"La disponibilité de l'Europe au reste du monde..."
"Deux grands récits se partagent le monde, ou, à tout le moins, l’Occident. Le partage est tellement inégal, à vrai dire, que partage n’est peut-être pas le mot. Si partage il y a, il est à 98 % contre 2. L’un de ces récits règne, l’autre est réfugié parmi nous. Celui qui règne a pour lui les juges, les banques, l’université, le gouvernement, le pouvoir, la quasi totalité des médias, les fameux “gafas”, et, il faut bien le dire, la majorité de l’opinion publique, hélas. C’est précisément cela, le pouvoir : la possibilité d’imposer son récit jusqu’au tréfonds des âmes, des consciences, des cœurs et des masses. Dans toute l’histoire de l’humanité, jamais ce pouvoir de manipulation des cerveaux n’a été plus puissant qu’aujourd’hui. Jamais l’effet cumulatif du pouvoir n’a été si fort. Jamais le pouvoir n’a été plus pouvoir.
L’autre récit, celui qui se terre, n’a plus que nous ; et quelques parias pourchassés, censurés, harcelés, persécutés, diffamés, calomniés, haïs, traînés quotidiennement dans l’opprobre et la boue par les desservants tout puissants de l’autre culte.
Dans le premier de ces récits, celui qui triomphe, des flots de réfugiés harcelés et martyrs, chassés de leurs pays d’origine par la misère, par la persécution et la guerre, se précipitent vers l’Europe comme vers le seul refuge possible à leur effroyable malheur. Et l’Europe égoïste en accueille une partie, certes, mais beaucoup moins qu’il ne le faudrait, doublement moins : moins que ne l’exigeraient les sentiments de la plus élémentaire humanité face aux périls auxquels sont exposés ces infortunés ; moins aussi que ne le voudrait le propre intérêt de ce vieux continent à la population déclinante, qui aurait tout à gagner à élargir et rajeunir sa force de travail, et surtout de consommation. Mais inutile d’aller plus avant. Ce récit-là, vous le connaissez par cœur. Il est celui qui est déversé sur nous du matin au soir et du soir au matin. Il est nos acouphènes, que l’on ne peut pas ne pas entendre, en permanence.
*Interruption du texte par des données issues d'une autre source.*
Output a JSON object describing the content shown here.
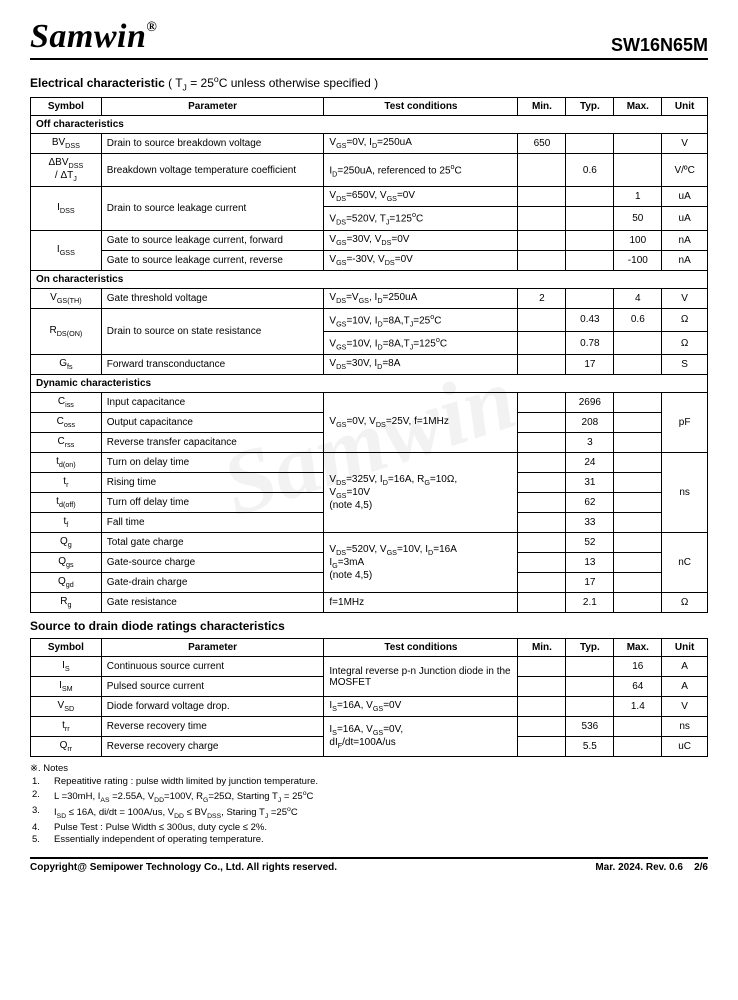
{
  "brand": "Samwin",
  "reg": "®",
  "part_no": "SW16N65M",
  "main_title_prefix": "Electrical characteristic ",
  "main_title_cond": "( T",
  "main_title_cond2": " = 25",
  "main_title_cond3": "C unless otherwise specified )",
  "cols": {
    "symbol": "Symbol",
    "param": "Parameter",
    "cond": "Test conditions",
    "min": "Min.",
    "typ": "Typ.",
    "max": "Max.",
    "unit": "Unit"
  },
  "secs": {
    "off": "Off characteristics",
    "on": "On characteristics",
    "dyn": "Dynamic characteristics"
  },
  "title2": "Source to drain diode ratings characteristics",
  "rows": {
    "bvdss": {
      "sym_pre": "BV",
      "sym_sub": "DSS",
      "param": "Drain to source breakdown voltage",
      "cond": "V_GS=0V, I_D=250uA",
      "min": "650",
      "typ": "",
      "max": "",
      "unit": "V"
    },
    "dbvdss": {
      "sym": "ΔBV_DSS / ΔT_J",
      "param": "Breakdown voltage temperature coefficient",
      "cond": "I_D=250uA, referenced to 25ºC",
      "min": "",
      "typ": "0.6",
      "max": "",
      "unit": "V/ºC"
    },
    "idss1": {
      "cond": "V_DS=650V, V_GS=0V",
      "min": "",
      "typ": "",
      "max": "1",
      "unit": "uA"
    },
    "idss2": {
      "cond": "V_DS=520V, T_J=125ºC",
      "min": "",
      "typ": "",
      "max": "50",
      "unit": "uA"
    },
    "idss_p": "Drain to source leakage current",
    "idss_s_pre": "I",
    "idss_s_sub": "DSS",
    "igss1": {
      "param": "Gate to source leakage current, forward",
      "cond": "V_GS=30V, V_DS=0V",
      "min": "",
      "typ": "",
      "max": "100",
      "unit": "nA"
    },
    "igss2": {
      "param": "Gate to source leakage current, reverse",
      "cond": "V_GS=-30V, V_DS=0V",
      "min": "",
      "typ": "",
      "max": "-100",
      "unit": "nA"
    },
    "igss_s_pre": "I",
    "igss_s_sub": "GSS",
    "vgsth": {
      "sym_pre": "V",
      "sym_sub": "GS(TH)",
      "param": "Gate threshold voltage",
      "cond": "V_DS=V_GS, I_D=250uA",
      "min": "2",
      "typ": "",
      "max": "4",
      "unit": "V"
    },
    "rdson1": {
      "cond": "V_GS=10V, I_D=8A,T_J=25ºC",
      "min": "",
      "typ": "0.43",
      "max": "0.6",
      "unit": "Ω"
    },
    "rdson2": {
      "cond": "V_GS=10V, I_D=8A,T_J=125ºC",
      "min": "",
      "typ": "0.78",
      "max": "",
      "unit": "Ω"
    },
    "rdson_s_pre": "R",
    "rdson_s_sub": "DS(ON)",
    "rdson_p": "Drain to source on state resistance",
    "gfs": {
      "sym_pre": "G",
      "sym_sub": "fs",
      "param": "Forward transconductance",
      "cond": "V_DS=30V, I_D=8A",
      "min": "",
      "typ": "17",
      "max": "",
      "unit": "S"
    },
    "ciss": {
      "sym_pre": "C",
      "sym_sub": "iss",
      "param": "Input capacitance",
      "min": "",
      "typ": "2696",
      "max": "",
      "unitspan": "pF"
    },
    "coss": {
      "sym_pre": "C",
      "sym_sub": "oss",
      "param": "Output capacitance",
      "min": "",
      "typ": "208",
      "max": ""
    },
    "crss": {
      "sym_pre": "C",
      "sym_sub": "rss",
      "param": "Reverse transfer capacitance",
      "min": "",
      "typ": "3",
      "max": ""
    },
    "cap_cond": "V_GS=0V, V_DS=25V, f=1MHz",
    "tdon": {
      "sym_pre": "t",
      "sym_sub": "d(on)",
      "param": "Turn on delay time",
      "min": "",
      "typ": "24",
      "max": ""
    },
    "tr": {
      "sym_pre": "t",
      "sym_sub": "r",
      "param": "Rising time",
      "min": "",
      "typ": "31",
      "max": ""
    },
    "tdoff": {
      "sym_pre": "t",
      "sym_sub": "d(off)",
      "param": "Turn off delay time",
      "min": "",
      "typ": "62",
      "max": ""
    },
    "tf": {
      "sym_pre": "t",
      "sym_sub": "f",
      "param": "Fall time",
      "min": "",
      "typ": "33",
      "max": ""
    },
    "sw_cond": "V_DS=325V, I_D=16A, R_G=10Ω, V_GS=10V\n(note 4,5)",
    "sw_unit": "ns",
    "qg": {
      "sym_pre": "Q",
      "sym_sub": "g",
      "param": "Total gate charge",
      "min": "",
      "typ": "52",
      "max": ""
    },
    "qgs": {
      "sym_pre": "Q",
      "sym_sub": "gs",
      "param": "Gate-source charge",
      "min": "",
      "typ": "13",
      "max": ""
    },
    "qgd": {
      "sym_pre": "Q",
      "sym_sub": "gd",
      "param": "Gate-drain charge",
      "min": "",
      "typ": "17",
      "max": ""
    },
    "q_cond": "V_DS=520V, V_GS=10V, I_D=16A I_G=3mA\n(note 4,5)",
    "q_unit": "nC",
    "rg": {
      "sym_pre": "R",
      "sym_sub": "g",
      "param": "Gate resistance",
      "cond": "f=1MHz",
      "min": "",
      "typ": "2.1",
      "max": "",
      "unit": "Ω"
    },
    "is": {
      "sym_pre": "I",
      "sym_sub": "S",
      "param": "Continuous source current",
      "min": "",
      "typ": "",
      "max": "16",
      "unit": "A"
    },
    "ism": {
      "sym_pre": "I",
      "sym_sub": "SM",
      "param": "Pulsed source current",
      "min": "",
      "typ": "",
      "max": "64",
      "unit": "A"
    },
    "diode_cond": "Integral reverse p-n Junction diode in the MOSFET",
    "vsd": {
      "sym_pre": "V",
      "sym_sub": "SD",
      "param": "Diode forward voltage drop.",
      "cond": "I_S=16A, V_GS=0V",
      "min": "",
      "typ": "",
      "max": "1.4",
      "unit": "V"
    },
    "trr": {
      "sym_pre": "t",
      "sym_sub": "rr",
      "param": "Reverse recovery time",
      "min": "",
      "typ": "536",
      "max": "",
      "unit": "ns"
    },
    "qrr": {
      "sym_pre": "Q",
      "sym_sub": "rr",
      "param": "Reverse recovery charge",
      "min": "",
      "typ": "5.5",
      "max": "",
      "unit": "uC"
    },
    "rec_cond": "I_S=16A, V_GS=0V, dI_F/dt=100A/us"
  },
  "notes_hd": "※. Notes",
  "notes": [
    "Repeatitive rating : pulse width limited by junction temperature.",
    "L =30mH, I_AS =2.55A, V_DD=100V, R_G=25Ω, Starting T_J = 25ºC",
    "I_SD ≤ 16A, di/dt = 100A/us, V_DD ≤ BV_DSS, Staring T_J =25ºC",
    "Pulse Test : Pulse Width ≤ 300us, duty cycle ≤ 2%.",
    "Essentially independent of operating temperature."
  ],
  "ftr_left": "Copyright@ Semipower Technology Co., Ltd. All rights reserved.",
  "ftr_mid": "Mar. 2024. Rev. 0.6",
  "ftr_right": "2/6"
}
Le second récit est bien différent, faut-il le dire. Il y figure très peu de réfugiés, qui, comme certaines saveurs précieuses dans les produits de l’industrie agro-alimentaire, sont une part tout à fait marginale des énormes masses humaines que ce récit-là évoque lui aussi, au point qu’elles y sont plus considérables encore que dans l’autre. Mais ces masses, en leur masse, ne sont pas, selon lui, jetées à travers les déserts, sur les mers périlleuses, dans les montagnes enneigées et la jungle des villes par la guerre, par la persécution et la misère, qui n’affectent qu’une petite partie de leur ensemble. Elles sont mises en mouvement par la nouvelle stupéfiante, qu’un continent jadis riche, ordonné et puissant est à l’encan, qu’on peut aller y faire sa vie, que d’où qu’on vienne on peut s’y installer et jouir de ses richesses, de sa chance, de son heureuse organisation, des avantages de sa civilisation et de son organisation sociale.
Cette nouvelle étonnante, la disponibilité de l’Europe au reste du monde, fait bien état pour la forme d’un peu de résistance officielle à la transplantation sur le continent de populations venues d’ailleurs, et même d’obstacles que ces multitudes pourraient avoir à surmonter en chemin ; mais, en même temps, elle s’arrange pour laisser comprendre, à mille signes multipliés, qu’il ne faut pas prendre trop au sérieux ces embarras annoncés, qui sont surtout publiés dans le souci de ménager les opinions publiques locales. Pour l’essentiel, le message est bien clair et il est parfaitement compris jusqu’en les villages les plus reculés de la savane africaine :
« Venez, venez, venez, accourez, la voie est libre, vous serez toujours mieux que chez vous, et rapidement vous serez chez vous ! »
Et en effet ils seront chez eux, mais peut-être pas au sens où ils l’entendent. Ce nouveau chez eux sera comme l’ancien, car l’ancien, ils l’apportent avec eux. Les Africains désirent une Europe qui n’est si désirable que parce qu’ils n’y sont pas. Ils sont comme des hommes qui n’aimeraient que les vierges. Elle est comme un livre dont tous les caractère s’effaceraient sitôt l’ouvrirait-on. À peine y débarquent-ils, elle n’existe plus. Car ce qui fait les civilisations ce sont les peuples qui les ont forgées. Avec d’autres peuples elles sont autres, sauf bien sûr pour l’industrie de l’homme, post-humaine ou trans—humaine."